Someone scrawled “White People” in Sharpie on the highway underpass mural welcoming people to the northwest side community of Avondale.
“AVONDALE: Bienvenidos a White People,” the light blue mural on the underside of the Kennedy now read.
“AVONDALE: Welcome to White People.”
It wasn’t just the words hastily drawn in marker, but every brick and mortar of the neighborhood that screamed forced change. There was the Chipotle across a Jewel parking lot from Sunshine Restaurant, closed for the day but still full of old-timers they let hang. (When I went in to talk to a couple of the them that Sunday afternoon, the waitress said “We’re closed” so quietly I thought for a second she had just mouthed the words.)
There were the empty old storefronts next to magnificent empty apartment complexes built not in response to a demand but to make one.
There was the luxury store for babies down a block from the empty tax office with the hand-painted plywood sign. And down another half block from the cell phone tower.
Lines of identical brick apartment buildings with the glazier’s name still in the window. Streets of well-loved old two-flats, each a shape, size and color slightly different from the rest. A bar with a cursive neon sign saying “Free Wi-Fi.” Signs in Spanish. Signs not.
And a sprawling gated community smack in the middle.
Tucked on a side street between a mural lionizing the local firefighters and a massive Target store, the gated community was huge and gorgeous. Menacingly pretty, with its manicured fields bigger than most corner parks as effective as moats and parapets used to be in getting out the message “I’m rich. Fuck off.”
The townhouses likewise stank of wealth and oozed a sense of not wanting me around. It was a private gated community in Chicago, a city of neighborhoods and fences. A city where I’ve heard natives still describe themselves as “front porch people.” Nelson Algren’s broke-nosed beauty had put on her fancy coat.
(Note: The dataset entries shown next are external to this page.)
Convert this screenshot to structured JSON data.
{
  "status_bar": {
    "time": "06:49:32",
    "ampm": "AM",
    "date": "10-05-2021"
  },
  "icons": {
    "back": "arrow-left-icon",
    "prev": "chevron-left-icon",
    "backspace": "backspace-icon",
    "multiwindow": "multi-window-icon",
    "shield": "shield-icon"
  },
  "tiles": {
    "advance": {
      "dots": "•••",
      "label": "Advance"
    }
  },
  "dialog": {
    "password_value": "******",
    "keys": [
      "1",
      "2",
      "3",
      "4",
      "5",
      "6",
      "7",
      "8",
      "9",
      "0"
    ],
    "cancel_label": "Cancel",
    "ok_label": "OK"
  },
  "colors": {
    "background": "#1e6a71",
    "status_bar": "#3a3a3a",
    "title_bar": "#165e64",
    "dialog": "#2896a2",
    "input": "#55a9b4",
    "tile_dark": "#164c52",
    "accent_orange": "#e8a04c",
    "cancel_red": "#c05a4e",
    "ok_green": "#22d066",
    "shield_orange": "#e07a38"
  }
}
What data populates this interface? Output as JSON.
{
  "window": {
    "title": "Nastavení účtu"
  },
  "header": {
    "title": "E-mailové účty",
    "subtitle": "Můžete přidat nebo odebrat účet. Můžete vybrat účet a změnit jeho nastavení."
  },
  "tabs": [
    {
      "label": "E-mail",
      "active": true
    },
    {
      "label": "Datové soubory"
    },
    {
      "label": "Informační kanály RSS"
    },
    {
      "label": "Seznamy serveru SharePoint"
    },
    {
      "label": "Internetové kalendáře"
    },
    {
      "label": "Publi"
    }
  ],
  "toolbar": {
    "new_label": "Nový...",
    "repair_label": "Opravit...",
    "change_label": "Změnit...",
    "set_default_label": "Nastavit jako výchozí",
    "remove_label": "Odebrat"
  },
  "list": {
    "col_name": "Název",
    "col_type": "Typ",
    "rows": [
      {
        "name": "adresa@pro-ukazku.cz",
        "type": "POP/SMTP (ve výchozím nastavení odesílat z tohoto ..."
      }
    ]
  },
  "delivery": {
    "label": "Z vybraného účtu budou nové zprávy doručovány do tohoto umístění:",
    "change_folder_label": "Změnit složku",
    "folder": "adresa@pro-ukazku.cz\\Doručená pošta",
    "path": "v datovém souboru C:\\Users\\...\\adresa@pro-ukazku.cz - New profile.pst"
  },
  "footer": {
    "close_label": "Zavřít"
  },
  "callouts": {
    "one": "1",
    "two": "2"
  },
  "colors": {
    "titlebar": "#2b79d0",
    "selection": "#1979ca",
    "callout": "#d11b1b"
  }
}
Two young mothers — one black, one white — walked past as I goggled. Their children were playing together and, I could tell, would grow up together. I felt a twinge of guilt for hating the development so.
“Is that a park?” I asked, a quiet lie I hoped would get conversation going.
“It’s part of the complex,” one of the mothers told me.
I thanked them.
Later, I looked up the development online. It’s amazing what a little Internet savvy can net you — the $424,000 price tag, the $679,000 price tag just a few years ago. Even floor plans and descriptions of what the homes look like inside.
They have glazed metallic wall tile imported from Spain for $40 a square foot. They have Brazilian cherry wood staircases. And the home builder even hangs up your flat-screen plasma TV for you.
“Details differentiate the product,” the builder told the Tribune in 2008. “My developer friends say I’m crazy, but people appreciate the extra attention.”
With a little Internet savvy, you can find the name of the company. The name of the company that owns that company. Everyone’s legal counsel. Property tax info. A mishmash of LLCs, LPs and PINs, but nowhere the word “Avondale.”
It’s not in Avondale. It’s in “West Roscoe Village,” the developers say. Easier to market, I guess.
Avondale’s the latest battleground of the war that spiffied up and priced out Wicker Park, Lakeview, Pilsen, a dozen more old neighborhoods. The developer made a home for those little kids. They’ll get their clothes from the luxury baby shop, eat at the Chipotle and probably try to sneak into the Wi-Fi bar when they’re older.
But they won’t grow up in Avondale. They’ll grow up in what the developers think will sell.
There’s a battle going on in Avondale. Tensions are building. Something’s bubbling, even if right now it’s just some scrawl on the “Welcome to Avondale” mural.